00:00National debt projected to rise to 270% of GDP by the early 2070s. Seems a long way off,
00:06but it's not actually that far away. Joining us now is Director at the Centre for Policy
00:09Studies, Robert Colville. Robert, how worried should we be about these projections?
00:14We should be very worried about them. I mean, this should be the main story on the news
00:18every single day, that unless something is done, unless we change path, the country is
00:23in an unsustainable position. Essentially, we're going to need either very big tax rises
00:28or very big spending cuts. I mean, this is the most extraordinary thing about it all.

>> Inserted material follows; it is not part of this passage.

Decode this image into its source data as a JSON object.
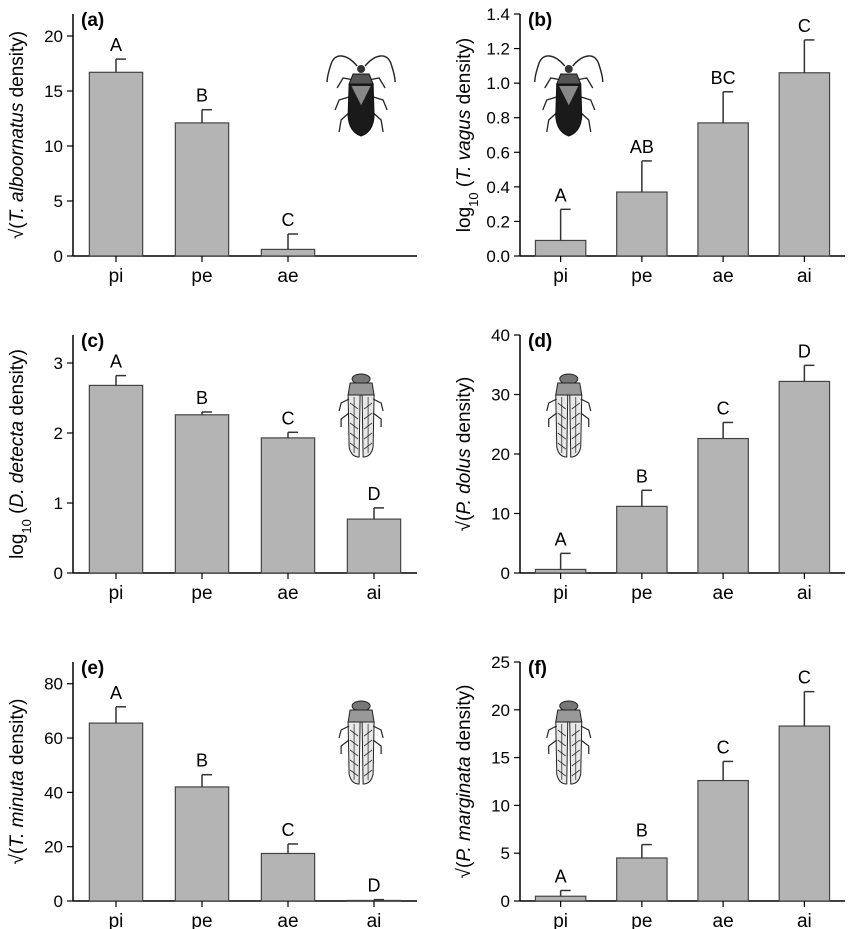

00:33I mean, the central prediction is that debt is going to go from, well, it's near 100%
00:38of GDP now, that's bad enough, to 270% of GDP. But the report says that if productivity continues
00:46to grow at the sluggish pace that it's been growing at for the last couple of years, 270
00:51actually would be a massive underestimate. It could rise to 647% of GDP. I mean, is there
00:58every single country in the world that has debt at that level? I mean, that is effective
01:03bankruptcy? Yeah. We've been running the public finances essentially since the financial crisis
01:08on the basis that something will turn up, that somehow productivity growth will snap
01:12back into place, that living standards will rise again, that we'll go back to the world
01:16in the 90s and the 2000s and the 80s, that everything will turn out okay. And we're slowly accepting
01:25that it's not going to do that. I mean, the NHS alone, over the next 50 years, as the population
01:30ages, is set to double as the percentage of the national wealth it takes. As the report today
01:38says, the state pension with the triple lock is marching ever upwards. We saw just the other
01:42week. Welfare and incapacity spending meant to go up by £30 billion this parliament. Labour MPs
01:49couldn't even wring themselves to back something which would have taken £5 billion off that £30
01:52billion. Robert, how much of this is about the pandemic? Because the report also says that we're
01:57in a particularly vulnerable position for any shocks. So if there were, God forbid, something
02:01like that to happen again to the global economy, we'd be stuffed. Yeah. So the pandemic is a huge part
02:07of this. But it's accelerated a longer term story, which is that we haven't been, you know, the way
02:12you're meant to do this is you're meant to save during the good years to afford to be able to cope
02:15with things like the pandemic or the financial crisis. And what we've been doing is we've been
02:20splashing the cash when crises come along. But we haven't then been saving, we haven't then been
02:24going back and getting our budget back into surplus. I mean, from memory, I think the budget,
02:28the national budget has been in surplus four or five times in the last 50 years. So and since the
02:34pandemic, because of the huge amounts of money we spent and the economic impacts of that,
02:39essentially, we've been running the public finances on a sort of razor edge. The reason
02:43that everyone cares about the OBR now and cares about fiscal headroom is that the Chancellor,
02:47both Jeremy Hunt and Rachel Reeves and any other Chancellor, has been running the public
02:53finances really, really close to the edge. That is such a good point. I mean, if there was
02:59less of a large deficit, we wouldn't care what the OBR said. It wouldn't matter so much. Robert,
03:03just really quickly, in the mid 1970s, we had to go crawling to the IMF for a bailout. It was a
03:09humiliation for this country. And with it came conditions. I mean, is there any way out of this
03:14that doesn't mean that we could head towards the International Monetary Fund for some sort of third
03:20world bailout? I think the real danger is of a bond strike. It's of the guilt market. We are relying
03:27on the guilt markets to buy huge amounts of debt from our country every year. And the interest on
03:33that debt alone is going to cost us £100 billion every year for the rest of the Parliament. We are
03:38already in the top range of the amount we have to pay because the people selling that, buying that
03:43debt are a bit worried about our trajectory. If they go on strike, if they decide, you know what,
03:48we're not going to fund this anymore, we're going to jack up the price this country has to pay,
03:52then we will need to have very, very, as I said before, we will need to have very sharp taxes.
03:57Let's hope some tough decisions are made.